Y España toda tiene en 1665 uno de sus mayores
desastres en la persona del
heredero, Carlos II el Hechizado, pobre ser retrasado de mente y
cuerpo, que a no nacer en cuna real se hubiera limitado a vegetar
de por vida, pero que en su hueca cabeza coronada hubo de sentir
el peso de un enorme imperio. Fue demasiado. Rey e Imperio se
resquebrajan. Tras él, incapaz ni de engendrar un hijo con
sus sucesivas esposas, en 1700 llega al trono la dinastía
Borbón, con Felipe V Anjou. Pero había que contar
con el pretendiente, el Archiduque Carlos de Austria. La llamada
Guerra de Sucesión dura cosa de 14 años, con
continuas victorias y derrotas de los dos, que entraban
apoteósicamente y salían de tapadillo, en y de
Madrid, conforme ganaban o perdían. Los madrileños
se divirtieron muchísimo aclamando al que entraba y
abucheando al que salía. En algo había que
entretenerse.
Hay otra diversión muy popular: apostar acerca de
cual de los favoritos va a prevalecer esa semana, si la Princesa
de los Ursinos o el Cardenal Alberoni. En realidad, ganaban
todos, porque a veces se ponían de acuerdo los dos
intrigantes.
Tras la muerte de
su hijo y heredero, Felipe V sufre tal crisis de
espiritualidad, que ordena la creación de la llamada Ronda
del Pecado Mortal, en la cual por la noche una ronda recorre las
calles de mala fama entonando lúgubremente, al toque de
una campanilla:
"Alma que
estás en pecado:
"¡Si esta noche te murieras
piensa bien a dónde fueras!"
Los pobres madrileños no ganan para sustos. Sobre
todo en la Navidad de
1734, en que el real alcázar se consume en un incendio. En
él desaparecen muchos siglos de historia, 300 pinturas de
genios mundiales y un enorme tesoro de muebles, tapices,
alfombras y joyas. Sobre sus cenizas, Felipe manda edificar un
nuevo palacio, que estará listo 30 años
después, para Carlos III, el mejor "alcalde" que ha tenido
Madrid; empedrado, limpieza e iluminación de las calles, servicio de
recogida de basuras, canalizaciones, prohibiciones de uso de
armas, cuerpo
de vigilancia día y noche. Y un apabullantes número
de fuentes, monumentos, edificios: Museo del Prado, Academia de
Bellas Artes,
Imprenta
Nacional, hospitales, Academias de Ciencias y
Letras… Madrid es una flor abierta.

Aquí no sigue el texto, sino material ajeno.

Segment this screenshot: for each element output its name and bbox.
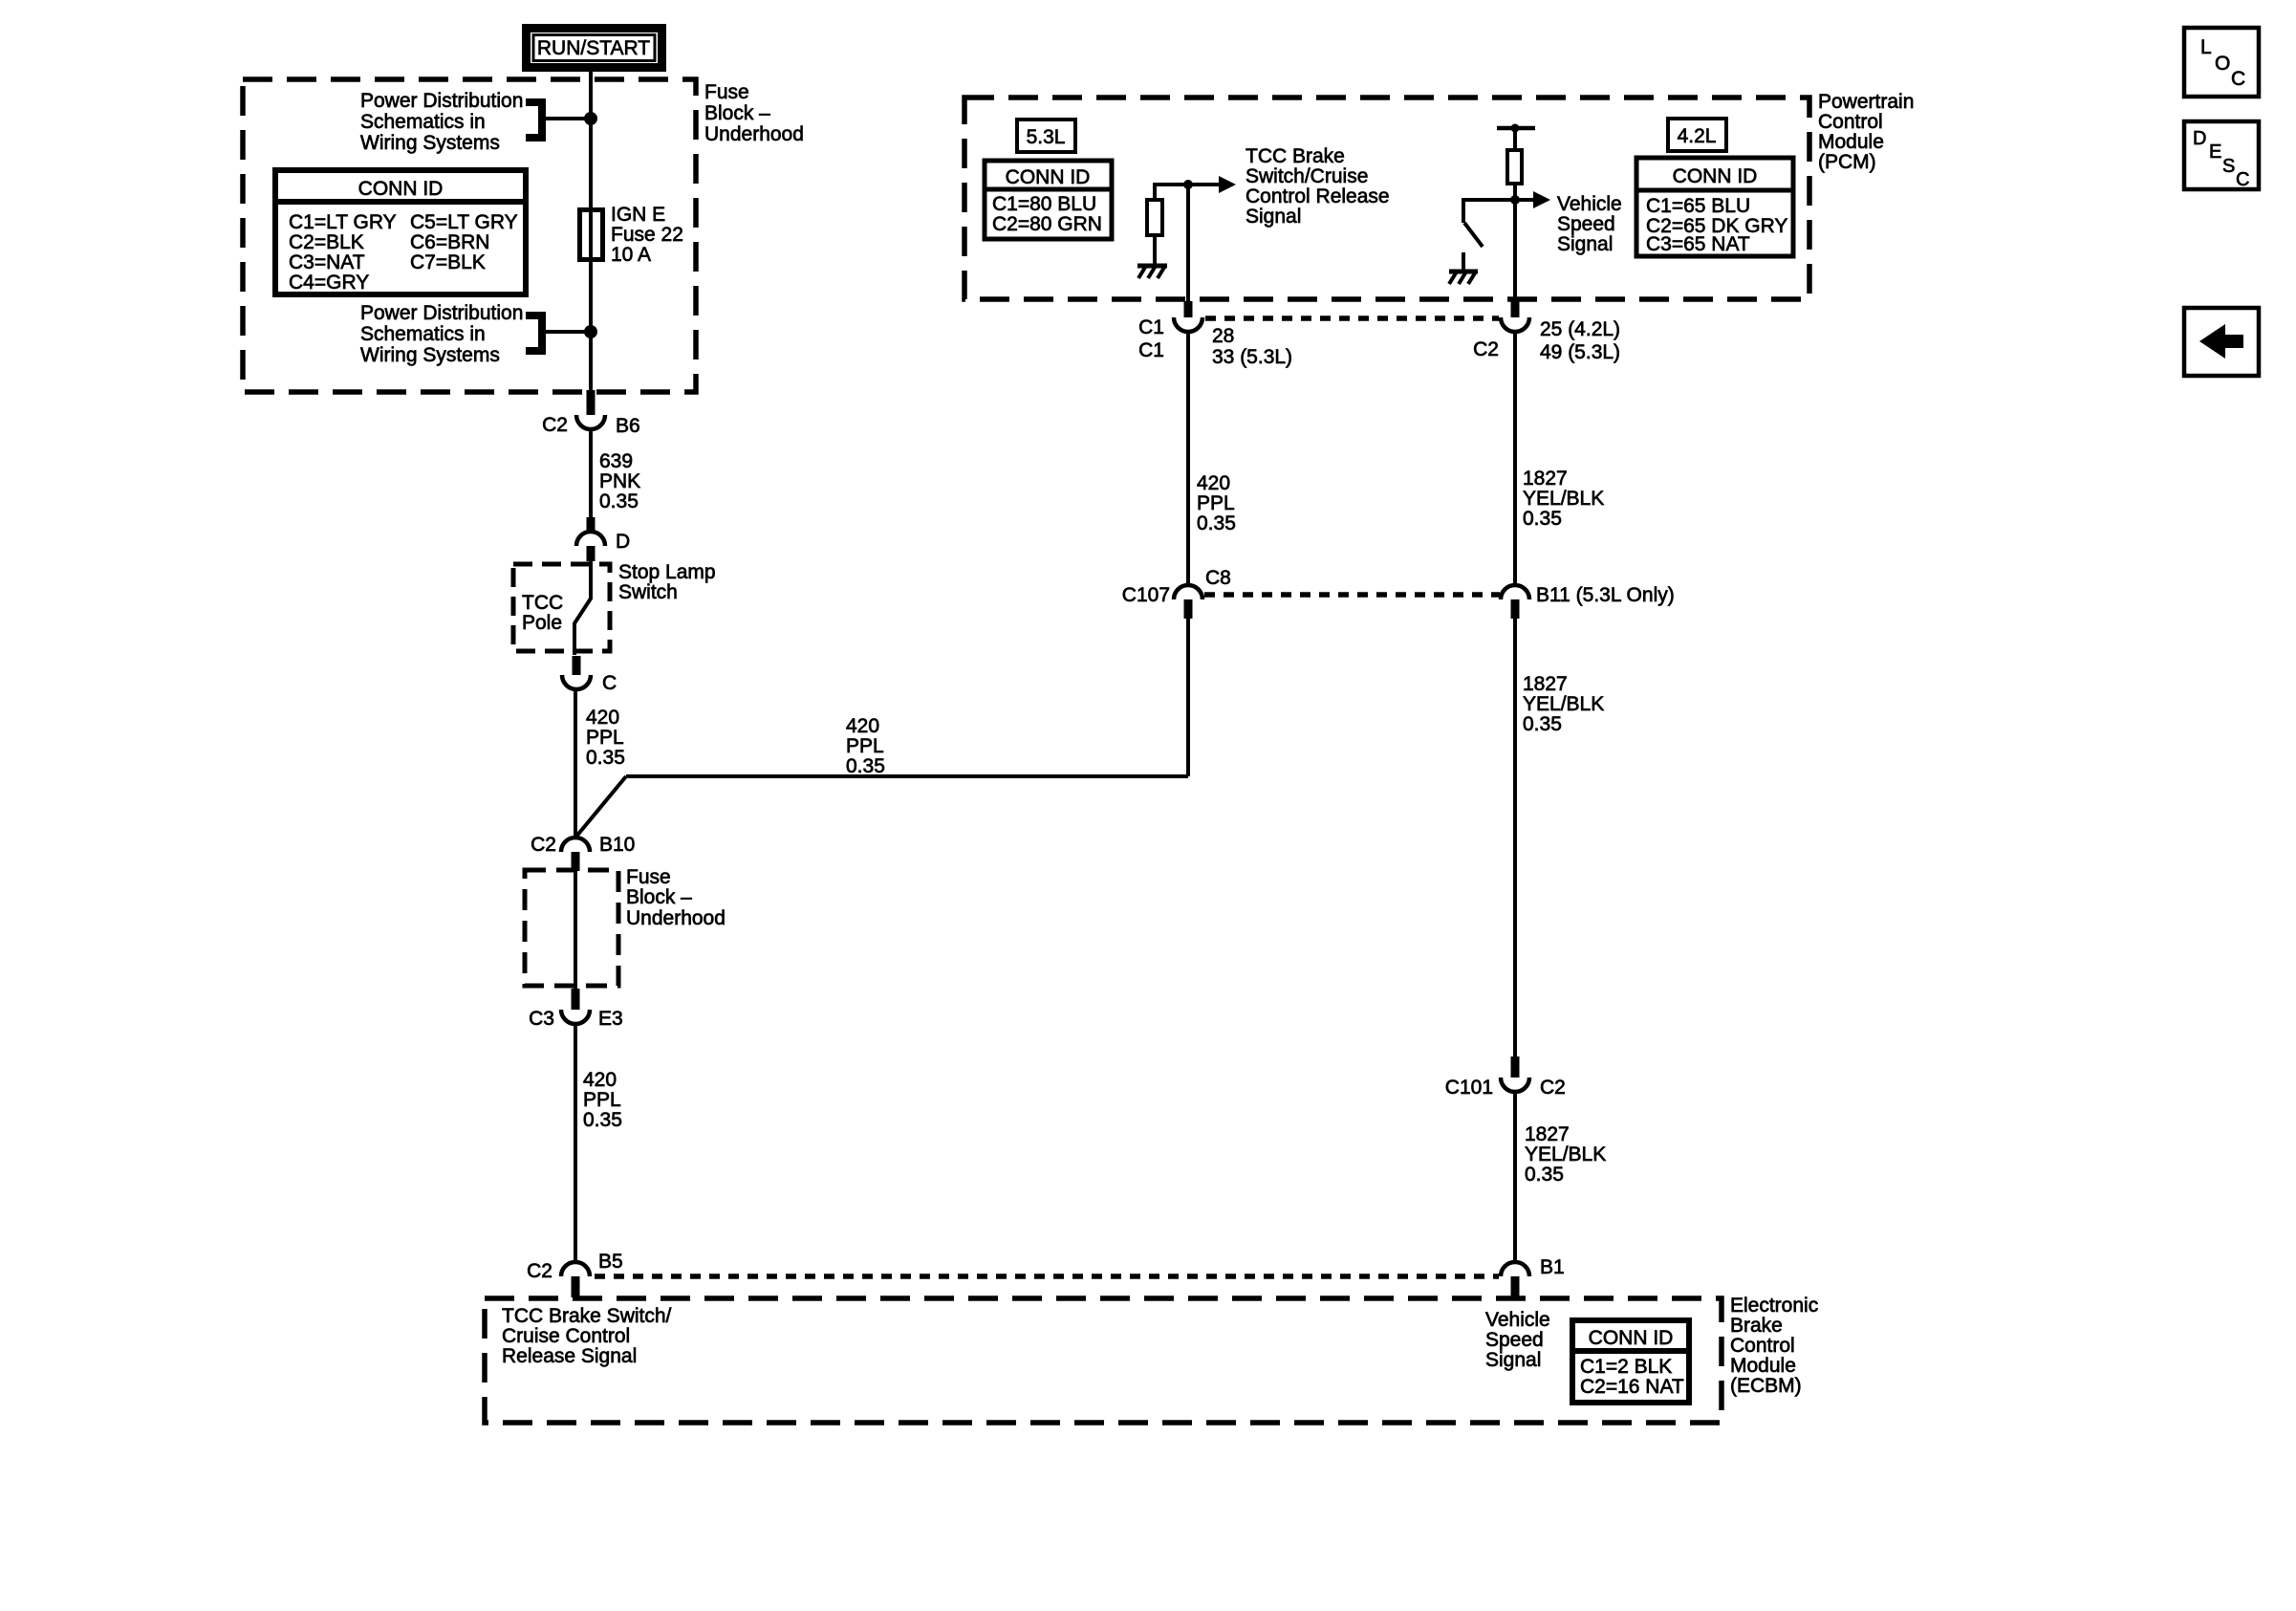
svg-text:Signal: Signal — [1245, 206, 1301, 228]
svg-text:D: D — [616, 531, 630, 553]
junction dot lower — [584, 325, 597, 338]
svg-text:C1: C1 — [1138, 339, 1164, 361]
svg-text:4.2L: 4.2L — [1678, 125, 1717, 147]
svg-text:Vehicle: Vehicle — [1557, 193, 1622, 215]
svg-text:C2=BLK: C2=BLK — [289, 231, 364, 253]
svg-text:Power Distribution: Power Distribution — [360, 302, 523, 324]
connector C2/B5 — [561, 1262, 590, 1297]
svg-text:C8: C8 — [1205, 567, 1231, 589]
wire label 639 PNK 0.35 — [599, 450, 640, 512]
component box Fuse Block Underhood (small) — [525, 870, 618, 986]
component box Stop Lamp Switch / TCC Pole — [513, 564, 610, 651]
tag box 4.2L — [1668, 119, 1726, 151]
wire C2 to B11 — [1513, 332, 1517, 585]
svg-text:Schematics in: Schematics in — [360, 323, 486, 345]
svg-text:C2: C2 — [527, 1260, 552, 1282]
svg-text:Power Distribution: Power Distribution — [360, 90, 523, 112]
connector C — [562, 656, 591, 689]
wire C1 to C107 — [1186, 332, 1190, 585]
svg-text:C2: C2 — [531, 834, 556, 856]
svg-text:C2: C2 — [1473, 338, 1499, 360]
ground PCM right — [1449, 272, 1478, 284]
svg-text:C5=LT GRY: C5=LT GRY — [410, 211, 518, 233]
svg-text:1827: 1827 — [1525, 1123, 1570, 1145]
switch blade stop lamp switch — [574, 561, 591, 655]
svg-text:C2: C2 — [542, 414, 568, 436]
svg-text:C1=2 BLK: C1=2 BLK — [1580, 1356, 1672, 1378]
wire B6 to D — [589, 429, 593, 532]
wire C8 down to horizontal — [1186, 619, 1190, 776]
svg-text:Wiring Systems: Wiring Systems — [360, 132, 500, 154]
svg-text:420: 420 — [846, 715, 879, 737]
svg-text:CONN ID: CONN ID — [1006, 166, 1091, 188]
svg-text:420: 420 — [583, 1069, 617, 1091]
ground PCM left — [1137, 266, 1167, 278]
conn id table fuse block — [275, 170, 526, 294]
svg-text:Switch: Switch — [618, 581, 678, 603]
svg-text:Stop Lamp: Stop Lamp — [618, 561, 716, 583]
connector C101/C2 — [1501, 1056, 1529, 1092]
svg-text:Control: Control — [1730, 1335, 1795, 1357]
svg-text:C3=NAT: C3=NAT — [289, 251, 365, 273]
svg-text:Pole: Pole — [522, 612, 562, 634]
svg-text:Vehicle: Vehicle — [1485, 1309, 1550, 1331]
svg-text:C: C — [2231, 68, 2245, 90]
wire label 420 PPL 0.35 (left) — [586, 707, 625, 769]
switch vehicle speed — [1463, 200, 1515, 272]
svg-text:C3=65 NAT: C3=65 NAT — [1646, 233, 1750, 255]
conn id table PCM 5.3L — [985, 161, 1112, 239]
svg-text:C1=65 BLU: C1=65 BLU — [1646, 195, 1750, 217]
svg-text:420: 420 — [586, 707, 619, 729]
svg-text:B6: B6 — [616, 415, 640, 437]
wire RUN/START to fuse to B6 — [589, 72, 593, 390]
wire label 420 PPL 0.35 (lower) — [583, 1069, 622, 1131]
resistor PCM left — [1147, 200, 1162, 235]
component box ECBM — [485, 1298, 1722, 1423]
svg-text:Signal: Signal — [1485, 1349, 1541, 1371]
resistor PCM right — [1507, 150, 1522, 184]
svg-text:0.35: 0.35 — [1523, 508, 1562, 530]
svg-text:C: C — [2236, 169, 2249, 190]
interconnect dashed B5 to B1 — [595, 1274, 1499, 1279]
power rail box RUN/START — [527, 29, 662, 68]
T-bar vehicle speed supply — [1497, 124, 1535, 133]
nav box back arrow — [2184, 308, 2259, 376]
connector D — [576, 517, 605, 561]
svg-text:(ECBM): (ECBM) — [1730, 1375, 1802, 1397]
wire horizontal 420 PPL — [626, 774, 1188, 778]
fuse IGN E Fuse 22 10A — [580, 210, 603, 260]
svg-text:Speed: Speed — [1557, 213, 1615, 235]
svg-text:420: 420 — [1197, 472, 1230, 494]
label Vehicle Speed Signal (ECBM) — [1485, 1309, 1550, 1371]
svg-text:Block –: Block – — [626, 886, 692, 908]
svg-text:28: 28 — [1212, 325, 1234, 347]
svg-text:CONN ID: CONN ID — [358, 178, 444, 200]
connector B11 — [1501, 585, 1529, 619]
svg-text:YEL/BLK: YEL/BLK — [1525, 1143, 1606, 1165]
conn id table PCM 4.2L — [1636, 158, 1793, 256]
svg-text:B5: B5 — [598, 1251, 623, 1273]
svg-text:TCC Brake Switch/: TCC Brake Switch/ — [502, 1305, 672, 1327]
svg-text:PPL: PPL — [583, 1089, 621, 1111]
svg-text:C2=80 GRN: C2=80 GRN — [992, 213, 1102, 235]
svg-text:CONN ID: CONN ID — [1673, 165, 1758, 187]
svg-text:Release Signal: Release Signal — [502, 1345, 637, 1367]
wire resistor top elbow — [1155, 185, 1188, 198]
svg-text:0.35: 0.35 — [586, 747, 625, 769]
svg-text:33 (5.3L): 33 (5.3L) — [1212, 346, 1292, 368]
bracket to Power Distribution (upper) — [526, 102, 591, 138]
svg-text:Underhood: Underhood — [704, 123, 804, 145]
svg-text:S: S — [2222, 156, 2235, 177]
svg-text:O: O — [2215, 53, 2230, 75]
svg-text:D: D — [2193, 128, 2206, 149]
wire label 1827 YEL/BLK 0.35 (upper) — [1523, 468, 1604, 530]
svg-text:Fuse: Fuse — [626, 866, 671, 888]
svg-text:49 (5.3L): 49 (5.3L) — [1540, 341, 1620, 363]
label TCC Brake Switch / Cruise Control Release Signal — [502, 1305, 672, 1367]
svg-text:C4=GRY: C4=GRY — [289, 272, 369, 294]
label Vehicle Speed Signal (PCM) — [1557, 193, 1622, 255]
svg-text:C1: C1 — [1138, 316, 1164, 338]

Sólo una cosa le
salió torcida el Rey, y no fue suya, sino de su prepotente
ministro Esquilache: la prohibición de usar capas largas y
sombreros anchos, para que a su cobijo no se realizasen actos
delictivos. Sentó la imposición como un tiro a los
madrileños; tanto que cuando las patrullas trataron de
hacer cumplir la orden la batalla fue de tal calibre que la orden
se revocó. Por las calles siguieron capas y sombreros,
tras lo que la historia conoce como el "Motín de
Esquilache".
Tras el magnífico paréntesis de Carlos
III, otro rey que apenas reina, Carlos IV, emparedado entre su
mandona esposa María Luisa y el amante, Manuel Godoy, real
gobernante de España, que, preocupado más por sus
negocios, deja
decaer los logros del Madrid de su antecesor: menos limpieza,
menos servicios y
menos seguridad.
Con Carlos IV y Fernando VII Madrid toca fondo, y con
él toda España. El 30 de marzo de 1808 aparece en
las fachadas un bando que exhorta a los madrileños a
comportarse lo mejor posible con las tropas napoleónicas y
a alojar en sus casas a los oficiales. Rey y heredero, que ya no
lo es porque su padre ha abdicado en él, marchan a Bayona.
España queda abandonada.
Y el 2 de mayo Madrid no aguanta más, lanza un
grito, empuña como armas los aperos de labranza y, primera
ciudad en hacerlo, planta cara a Napoleón.
A partir de aquí, no es la historia de Madrid. Es
la historia de un pueblo en la lucha por su independencia.